Traveling to equine competitions and other events poses potential risk for spread of this disease. There are many types of herpes virus, but two main strains (EHV-1 and EHV-4) account for the majority of infections in horses. These viruses are readily spread via nasal secretions and can survive in the environment 7 to 10 days—which means they can be spread by towels, tack, grooming tools, shared feed and water, trailers, clothing.
A horse may become exposed in a barn stall previously occupied by a horse that was shedding the virus. People who handle multiple horses may carry the virus from horse to horse unless good hygiene is practiced. The best protection is to limit movement of horses and avoid mixing horses from various locations.
Commercial vaccines for EHV are inadequate protection. They may reduce severity of respiratory disease and may decrease the period of viral shedding. Appropriate vaccination of pregnant mares can decrease incidence of abortion. However, neither the inactivated nor the modified live-virus vaccines will prevent the neurologic form of this disease.
Dr. Frank Cook (Maxwell Gluck Equine Research Center, University of Kentucky) says herpes viruses are probably transmitted at a very early age. “EHV-1 and EHV-4 tend to be transmitted from mare to foal or from animal to animal within the same group of horses,” he says. By two years of age, almost all horses have antibodies to EHV-1 and EHV-4, demonstrating that they have been exposed to these viruses.
“As a result, these viruses are difficult to control by good management practices. Once a horse has been infected, that horse tends to remain infected because herpes viruses use stealth tactics including a dormant state to avoid being eliminated by immune responses,” says Cook.
“Equine herpes viruses such as EHV-1 can enter white blood cells or nerve cells and hide in those cells by becoming almost completely inactive,” he says. In this latent stage they stop multiplying, and the immune system cannot detect them.
These viruses can then be reactivated at some future time, such as when the horse undergoes stress. Transport or even vigorous exercise may create enough stress to enable the virus to come out of hiding within the body.
“An analogy would be Herpes Simplex Virus-1 (HSV-1) that causes cold sores in humans. Another example is the virus that causes chicken pox (varicella) and later in life might reactivate to induce bouts of shingles (herpes zoster),” he says.
“It’s the same with horses; disease can crop up again later.
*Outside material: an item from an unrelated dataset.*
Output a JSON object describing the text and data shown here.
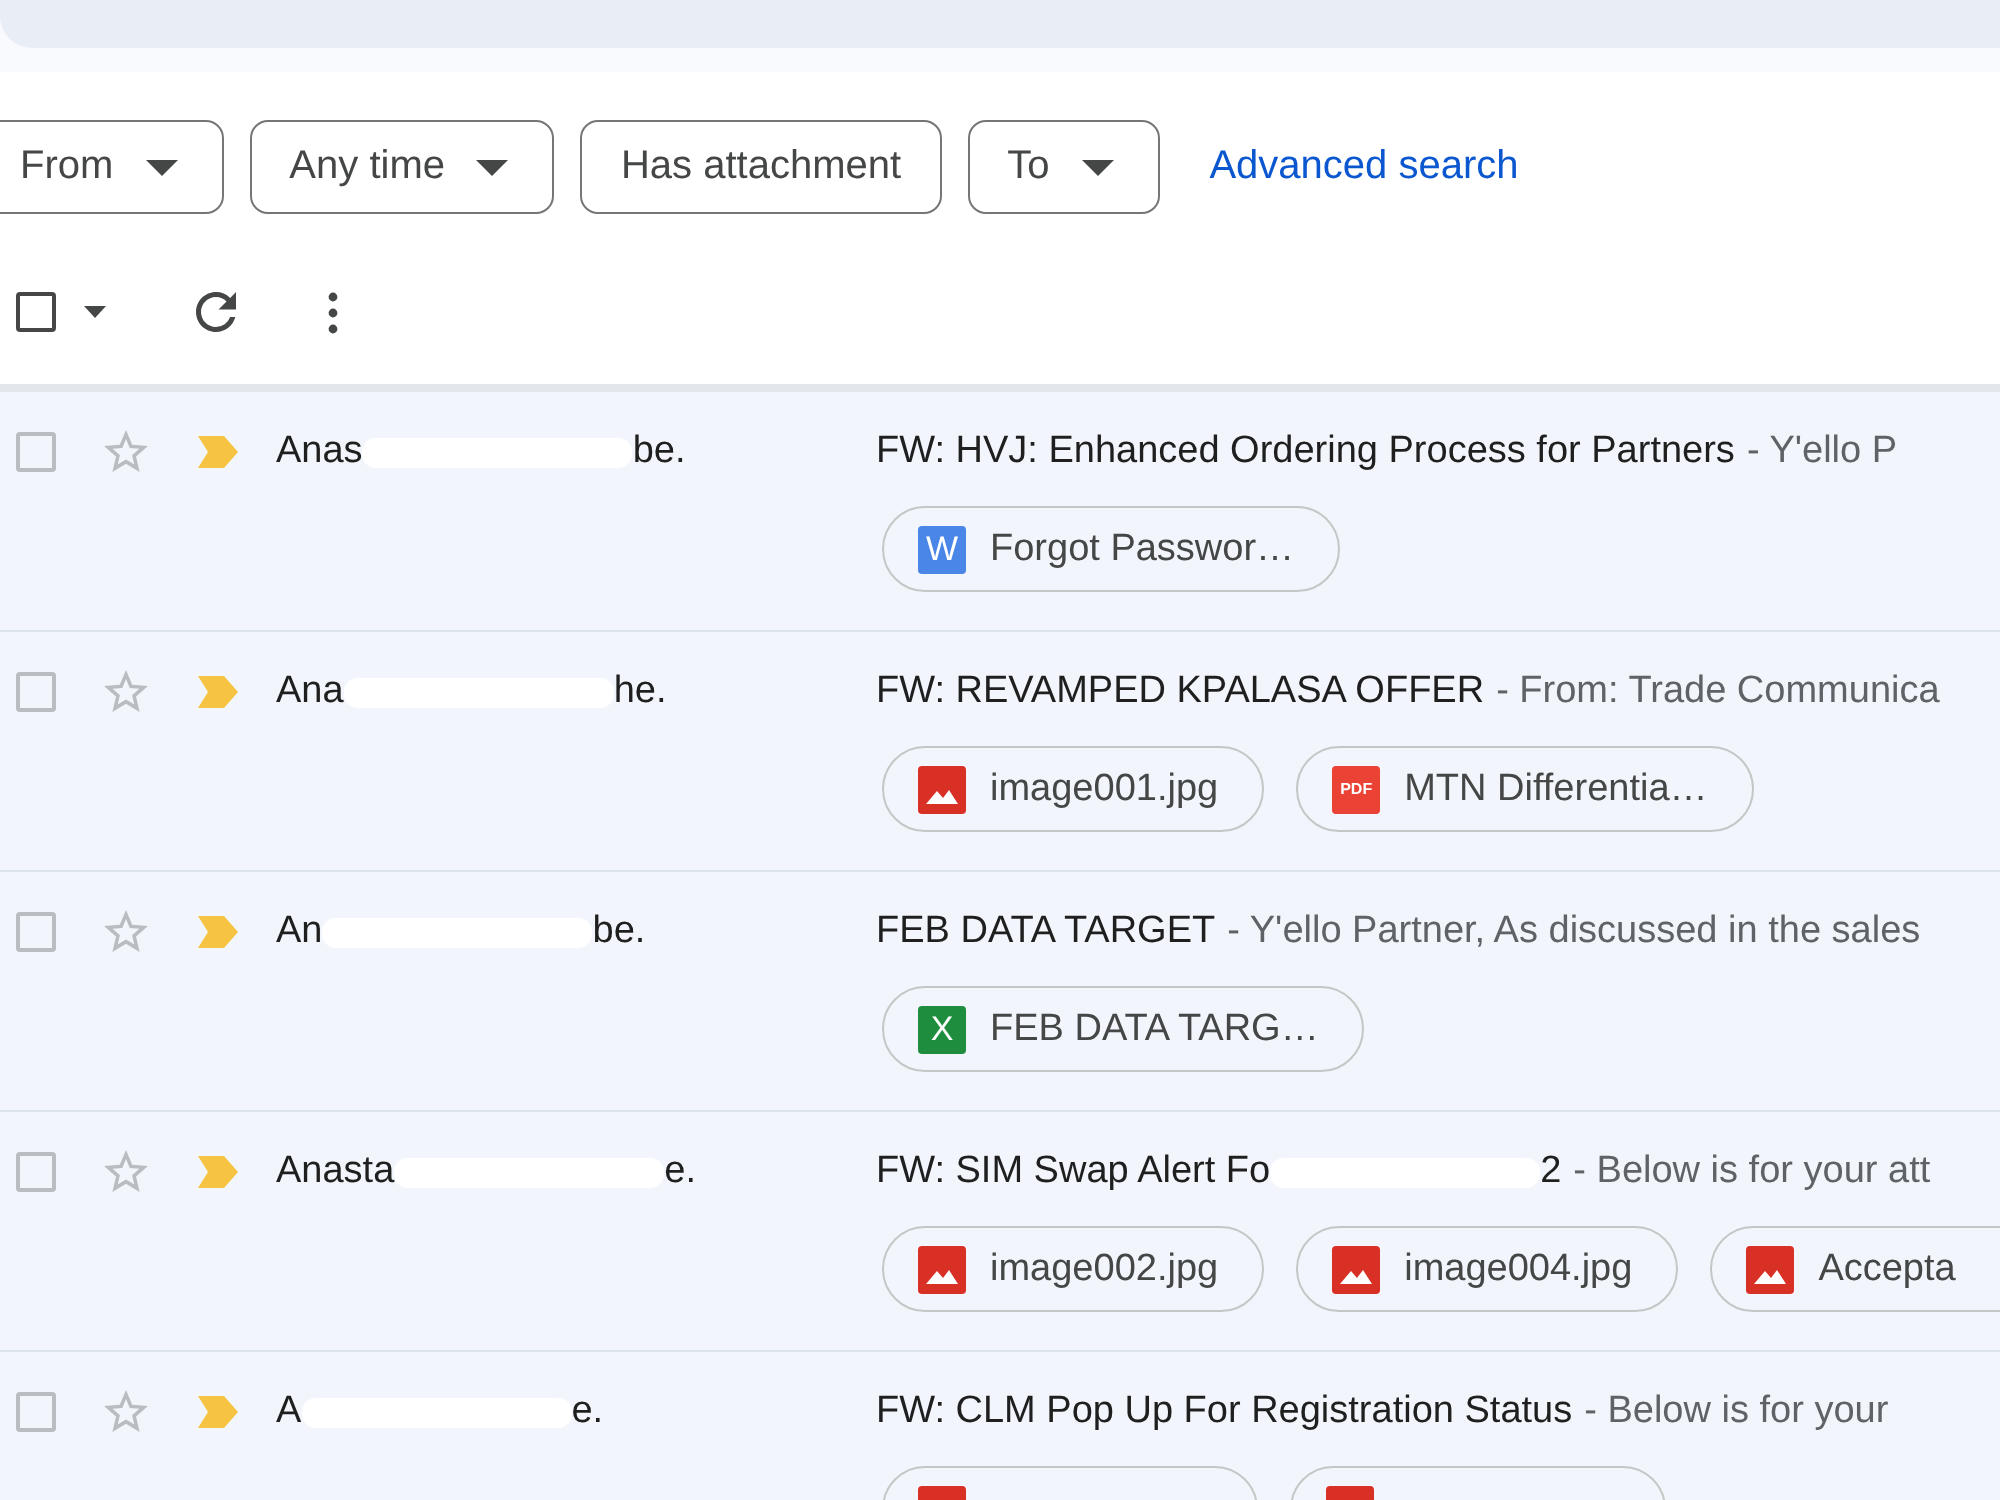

The two herpes viruses that have the most impact on performance in horses are EHV-1 and EHV-4. Although both infect the respiratory tract, EHV-1 is probably the most dangerous because it can cause a high incidence of abortion—a phenomenon that rarely occurs with EHV-4. This is why most horse breeders vaccinate mares against EHV-1,” says Cook.
Some variants of EHV-1 can also cause severe neurological paralysis. “The paralysis can be anything from mild ataxia in the hind legs to total recumbency—with the horse unable to get up—depending on severity of the lesion and where it is in the central nervous system,” says Cook.
“We think EHV-1 is mainly a respiratory infection. In some cases, however, it can get from the lungs into the blood stream. It then infects the cells lining the blood vessels, including capillaries in the spinal cord. It closes them down because of all the dead cells and inflammation. This starves the neural tissue for oxygen, and causes damage to the spinal cord, or sometimes the brain,” explains Cook.